Pero ahora Duntz había desaparecido y Dewey estaba solo con los hombres perseguidos. A pesar de que no podía verlos, tenía la certeza de que se escondían entre los muertos, allí, acurrucados tras una lápida, quizá tras la lápida de su propio padre: «Alvin Adams Dewey, 6 setiembre 1879 - 26 junio 1948.» Pistola en mano, avanzó por entre las solemnes avenidas, oyendo risas y dejándose guiar por ellas, hasta darse cuenta de que ni Hickock ni Smith se escondían, sino que montaban a horcajadas sobre la fosa todavía sin lápida de Herb y Bonnie y Nancy y Kenyon, con las piernas separadas, las manos en la cadera, las cabezas echadas atrás, riéndose a carcajadas. Dewey disparó... y disparó... y disparó... Ninguno de los dos caía a pesar de que a cada uno le había dado tres veces en el corazón. Sino que, poco a poco, se fueron haciendo transparentes, gradualmente invisibles, hasta evaporarse. Pero las carcajadas seguían oyéndose y Dewey no tuvo más remedio que someterse, ceder, huir de ellas, lleno de una desesperación intensa, que le despertó.

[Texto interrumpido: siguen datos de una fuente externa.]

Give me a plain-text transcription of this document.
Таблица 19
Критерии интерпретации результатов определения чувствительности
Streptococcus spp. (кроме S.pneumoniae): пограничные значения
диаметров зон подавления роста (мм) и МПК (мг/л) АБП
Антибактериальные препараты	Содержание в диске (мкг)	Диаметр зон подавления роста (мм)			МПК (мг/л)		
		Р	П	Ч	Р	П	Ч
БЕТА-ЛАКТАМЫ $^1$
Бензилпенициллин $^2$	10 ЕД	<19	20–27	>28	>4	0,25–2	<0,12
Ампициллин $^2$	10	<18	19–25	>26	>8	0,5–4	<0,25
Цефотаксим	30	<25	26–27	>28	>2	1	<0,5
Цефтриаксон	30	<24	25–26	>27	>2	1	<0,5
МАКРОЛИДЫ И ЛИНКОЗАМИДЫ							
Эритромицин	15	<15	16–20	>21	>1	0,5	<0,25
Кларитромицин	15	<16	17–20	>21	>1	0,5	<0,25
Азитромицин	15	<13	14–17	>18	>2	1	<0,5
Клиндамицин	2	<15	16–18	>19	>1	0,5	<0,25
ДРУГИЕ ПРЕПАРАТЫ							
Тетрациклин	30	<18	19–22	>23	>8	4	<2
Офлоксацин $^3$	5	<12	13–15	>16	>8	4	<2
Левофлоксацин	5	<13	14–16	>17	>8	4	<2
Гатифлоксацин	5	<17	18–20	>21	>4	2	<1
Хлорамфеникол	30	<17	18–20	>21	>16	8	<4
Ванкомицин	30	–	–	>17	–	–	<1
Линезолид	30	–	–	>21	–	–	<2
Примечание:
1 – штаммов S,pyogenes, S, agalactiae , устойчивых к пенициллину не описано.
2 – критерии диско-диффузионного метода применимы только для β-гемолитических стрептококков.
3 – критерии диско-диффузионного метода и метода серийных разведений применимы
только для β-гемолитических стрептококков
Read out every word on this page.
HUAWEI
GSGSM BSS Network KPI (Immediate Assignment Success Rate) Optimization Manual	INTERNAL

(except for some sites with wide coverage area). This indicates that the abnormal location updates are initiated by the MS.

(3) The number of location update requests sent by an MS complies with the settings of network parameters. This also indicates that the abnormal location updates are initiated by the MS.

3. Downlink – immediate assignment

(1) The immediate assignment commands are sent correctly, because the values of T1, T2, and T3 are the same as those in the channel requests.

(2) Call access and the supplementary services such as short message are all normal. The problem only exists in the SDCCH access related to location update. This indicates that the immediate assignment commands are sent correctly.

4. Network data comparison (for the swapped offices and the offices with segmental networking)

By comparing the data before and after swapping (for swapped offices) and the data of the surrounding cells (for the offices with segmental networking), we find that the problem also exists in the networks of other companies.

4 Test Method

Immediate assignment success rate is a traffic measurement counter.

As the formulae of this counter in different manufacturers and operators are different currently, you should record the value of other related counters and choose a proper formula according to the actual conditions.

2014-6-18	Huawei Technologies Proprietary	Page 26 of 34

Al despertar del sueño parecía un niño de diez años, febril y aterrado. Tenía el pelo húmedo, la camisa empapada, fría y pegada al cuerpo. La estancia, una de las habitaciones del despacho del sheriff donde se había encerrado con llave antes de caer dormido en la mesa, estaba a oscuras. Si escuchaba con atención, podía oír el teléfono de la señora Richardson que sonaba en la habitación contigua. Pero ella no se encontraba allí para contestar, la oficina estaba ya cerrada. Cuando iba a salir, pasó con decidida indiferencia junto al teléfono que seguía sonando, pero luego dudó. Podía ser Marie para preguntarle si todavía estaba trabajando y si tenía que esperarle a cenar.
-El señor A. A. Dewey, tenga la bondad. Le llaman de Kansas City.